Bisesa hatte nur wenig Ahnung von Medizin, aber sie fand, das
Geschwür sah nach Leishmaniose aus, ein Leiden, das von
einem durch Sandfliegen übertragenen Parasiten verursacht
wird, und behandelte es mit dem Inhalt ihres
Notfallkästchens. Bald darauf fing das Geschwür an,
sich zu schließen und zu verblassen. Später sollte
Ruddy gestehen, dass diese kleine Begebenheit ihn mehr als alles
andere – noch mehr sogar als Bisesas spektakuläres
Erscheinen in diesem abstürzenden Helikopter – davon
überzeugt hätte, dass sie tatsächlich aus der
Zukunft kam.
Um etwa vier Uhr nachmittags ließ Batson anhalten.

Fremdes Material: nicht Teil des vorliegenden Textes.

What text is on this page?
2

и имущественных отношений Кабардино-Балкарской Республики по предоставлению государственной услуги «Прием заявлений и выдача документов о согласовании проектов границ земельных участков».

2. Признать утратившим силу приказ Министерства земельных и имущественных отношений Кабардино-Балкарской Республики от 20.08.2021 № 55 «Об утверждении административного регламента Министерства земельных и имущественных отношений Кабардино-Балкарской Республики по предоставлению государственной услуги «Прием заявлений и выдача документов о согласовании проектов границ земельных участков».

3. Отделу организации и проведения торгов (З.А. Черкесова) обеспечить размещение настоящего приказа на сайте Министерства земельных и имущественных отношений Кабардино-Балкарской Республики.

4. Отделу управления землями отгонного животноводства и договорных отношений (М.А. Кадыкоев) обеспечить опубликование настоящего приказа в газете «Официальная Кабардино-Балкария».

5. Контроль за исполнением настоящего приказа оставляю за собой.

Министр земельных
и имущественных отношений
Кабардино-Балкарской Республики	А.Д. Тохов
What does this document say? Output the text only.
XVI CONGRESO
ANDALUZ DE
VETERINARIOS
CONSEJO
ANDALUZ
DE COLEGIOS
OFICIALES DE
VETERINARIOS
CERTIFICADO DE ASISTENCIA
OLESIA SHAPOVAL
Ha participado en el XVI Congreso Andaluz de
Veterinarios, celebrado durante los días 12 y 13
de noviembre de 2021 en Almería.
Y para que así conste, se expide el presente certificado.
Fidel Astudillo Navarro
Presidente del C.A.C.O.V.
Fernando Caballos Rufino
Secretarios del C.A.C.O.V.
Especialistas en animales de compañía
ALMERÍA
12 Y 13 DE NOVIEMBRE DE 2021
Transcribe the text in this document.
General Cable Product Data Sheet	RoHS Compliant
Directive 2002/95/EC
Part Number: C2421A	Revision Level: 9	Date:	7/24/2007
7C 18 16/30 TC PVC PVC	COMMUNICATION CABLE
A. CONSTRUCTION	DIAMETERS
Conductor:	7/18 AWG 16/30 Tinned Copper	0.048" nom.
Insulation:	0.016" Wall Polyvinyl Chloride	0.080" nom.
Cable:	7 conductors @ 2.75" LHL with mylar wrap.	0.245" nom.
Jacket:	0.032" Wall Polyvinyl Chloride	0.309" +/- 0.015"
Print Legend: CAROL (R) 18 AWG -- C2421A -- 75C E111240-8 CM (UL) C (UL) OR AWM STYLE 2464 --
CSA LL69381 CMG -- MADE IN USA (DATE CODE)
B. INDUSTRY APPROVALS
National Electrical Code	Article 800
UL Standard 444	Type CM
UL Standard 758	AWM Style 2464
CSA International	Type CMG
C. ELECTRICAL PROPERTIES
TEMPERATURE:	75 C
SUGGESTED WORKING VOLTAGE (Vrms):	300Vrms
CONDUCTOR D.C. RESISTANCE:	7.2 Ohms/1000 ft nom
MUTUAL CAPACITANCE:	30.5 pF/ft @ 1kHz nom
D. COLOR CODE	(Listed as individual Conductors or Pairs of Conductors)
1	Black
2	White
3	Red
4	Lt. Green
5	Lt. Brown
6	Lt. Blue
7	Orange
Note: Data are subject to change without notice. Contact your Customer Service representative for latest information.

Im Windschatten eines Hügels begannen die Rekruten, das
Nachtlager aufzubauen. Sie lehnten ihre Waffen an einen Felsen
und legten die Tornister ab; dann zogen sie die Stiefel aus und
schlüpften in ihre Chaplies – Sandalen, die sie
in ihren Ranzen mitgeführt hatten. Kleine Schaufeln wurden
ausgegeben, und alle, einschließlich Josh, Bisesa und
Ruddy, gingen daran, aus dem losen Geröll einen kleinen Wall
um das Lager aufzuschichten und flache Schlafstellen auszuheben.